St. George Lycabettus, Athens

From afar, the St. George Lycabettus is a typical urban 4-star boutique hotel. The decor is textbook chic, slightly outdated, but on the whole comfortable. While the hotel breaks no new ground in this department, the exceptional service transforms one’s experience here, raising it far beyond the predictable and into the cutting-edge.

I arrived at 6 am into Piraeus, bleary eyed and hopeful of an early check in. The St. George was fully booked so I couldn’t go straight to my room, so instead headed up to the Sky Bar for breakfast. Thanks to floor-to-ceiling windows the top floor restaurant and bar area offers panoramic views of the city (the hotel sits atop a hill, which elevates its six storeys to more impressive heights). Aside from the spectacular scenery, I was blown away again when one of the friendly staff told me that breakfast was on the house.
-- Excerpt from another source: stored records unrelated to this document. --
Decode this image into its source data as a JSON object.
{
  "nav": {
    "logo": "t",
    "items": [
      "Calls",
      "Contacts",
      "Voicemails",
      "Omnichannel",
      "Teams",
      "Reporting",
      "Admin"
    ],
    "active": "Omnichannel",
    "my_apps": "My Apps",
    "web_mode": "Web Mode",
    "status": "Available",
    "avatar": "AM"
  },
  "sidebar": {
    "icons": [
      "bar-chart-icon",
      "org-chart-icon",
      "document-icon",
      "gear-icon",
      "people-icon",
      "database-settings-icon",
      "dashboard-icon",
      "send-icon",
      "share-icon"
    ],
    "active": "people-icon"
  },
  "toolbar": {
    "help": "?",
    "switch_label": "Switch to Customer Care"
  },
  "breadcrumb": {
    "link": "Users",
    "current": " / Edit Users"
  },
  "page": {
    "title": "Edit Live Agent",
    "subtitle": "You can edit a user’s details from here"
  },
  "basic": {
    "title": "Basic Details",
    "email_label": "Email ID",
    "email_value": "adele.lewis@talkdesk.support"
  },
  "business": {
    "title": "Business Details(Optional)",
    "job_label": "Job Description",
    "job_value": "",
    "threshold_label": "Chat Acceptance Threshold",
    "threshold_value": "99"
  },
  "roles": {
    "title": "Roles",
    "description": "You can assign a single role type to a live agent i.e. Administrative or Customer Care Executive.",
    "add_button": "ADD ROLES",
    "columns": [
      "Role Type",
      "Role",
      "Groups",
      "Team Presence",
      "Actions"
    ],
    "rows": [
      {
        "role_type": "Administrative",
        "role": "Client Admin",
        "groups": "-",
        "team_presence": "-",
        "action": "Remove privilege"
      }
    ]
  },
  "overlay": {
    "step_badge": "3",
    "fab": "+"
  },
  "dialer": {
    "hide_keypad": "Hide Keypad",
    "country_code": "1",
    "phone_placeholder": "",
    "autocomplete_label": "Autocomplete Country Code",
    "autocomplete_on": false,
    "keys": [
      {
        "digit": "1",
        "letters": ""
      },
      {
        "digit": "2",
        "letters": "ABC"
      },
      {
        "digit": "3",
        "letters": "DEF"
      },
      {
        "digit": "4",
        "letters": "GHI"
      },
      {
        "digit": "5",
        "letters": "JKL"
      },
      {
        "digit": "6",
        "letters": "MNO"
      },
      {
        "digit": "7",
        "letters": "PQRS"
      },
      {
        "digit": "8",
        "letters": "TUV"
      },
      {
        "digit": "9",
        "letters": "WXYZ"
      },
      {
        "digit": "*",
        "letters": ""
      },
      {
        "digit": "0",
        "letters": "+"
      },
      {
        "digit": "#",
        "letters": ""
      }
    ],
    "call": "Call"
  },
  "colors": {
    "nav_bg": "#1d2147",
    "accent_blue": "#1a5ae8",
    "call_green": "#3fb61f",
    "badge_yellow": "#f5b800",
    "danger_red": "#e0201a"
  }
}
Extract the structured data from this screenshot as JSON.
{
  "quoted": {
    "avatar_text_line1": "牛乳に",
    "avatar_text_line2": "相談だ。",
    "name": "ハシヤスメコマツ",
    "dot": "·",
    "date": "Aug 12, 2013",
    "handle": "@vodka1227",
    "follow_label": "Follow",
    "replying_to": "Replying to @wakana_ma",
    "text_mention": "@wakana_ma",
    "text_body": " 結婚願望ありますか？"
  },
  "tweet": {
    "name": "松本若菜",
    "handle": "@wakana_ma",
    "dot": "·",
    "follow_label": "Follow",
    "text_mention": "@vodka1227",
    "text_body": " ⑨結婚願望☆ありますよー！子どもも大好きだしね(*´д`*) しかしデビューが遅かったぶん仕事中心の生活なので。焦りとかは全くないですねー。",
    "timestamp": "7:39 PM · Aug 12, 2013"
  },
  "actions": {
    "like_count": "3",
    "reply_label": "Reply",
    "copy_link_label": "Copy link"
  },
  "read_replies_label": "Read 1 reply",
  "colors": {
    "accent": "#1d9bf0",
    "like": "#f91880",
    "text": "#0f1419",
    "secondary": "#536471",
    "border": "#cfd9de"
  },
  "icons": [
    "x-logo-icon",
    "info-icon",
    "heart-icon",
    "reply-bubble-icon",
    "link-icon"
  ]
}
It’s impossible to imagine that a hotel’s staff truly cares about its clientele — that’s ridiculous as a concept: how can you care about a stream of total strangers? — but the St. George’s front-of-house team does as convincing a job as I’ve ever encountered. This isn’t the deferential, backwards-walking, button-pressing awkwardness of five-star establishments (one of the most uncomfortable elements of a Four Seasons property, for instance); this is thoughtful, unobtrusive little touches that are as satisfying as they are surprising.

I booked an entry level room but was upgraded at least two categories to a large double room with a balcony overlooking the Acropolis. The bed is enormous and light streams in through the huge windows. There’s a luxurious bathroom with a nice sized bath and overly complicated shower.

Up on the rooftop another surprise is in store: only after six days at the hotel did I discover the outdoor pool. The weather was changeable and my schedule packed, so I never got a chance to use it, but on a sunny day this little oasis would be a dealbreaker. There’s an art gallery onsite showing a roster of contemporary exhibitions, and during January a whole floor of rooms are transformed into artworks. The restaurant is reasonably priced and offers a decent selection of inventive and well-presented local and international dishes.

Athens, it seems, is a destination on the up, and the St. George Lycabettus is leading the way. As far as I’m concerned there’s no better base while spending time in this captivating and dynamic city.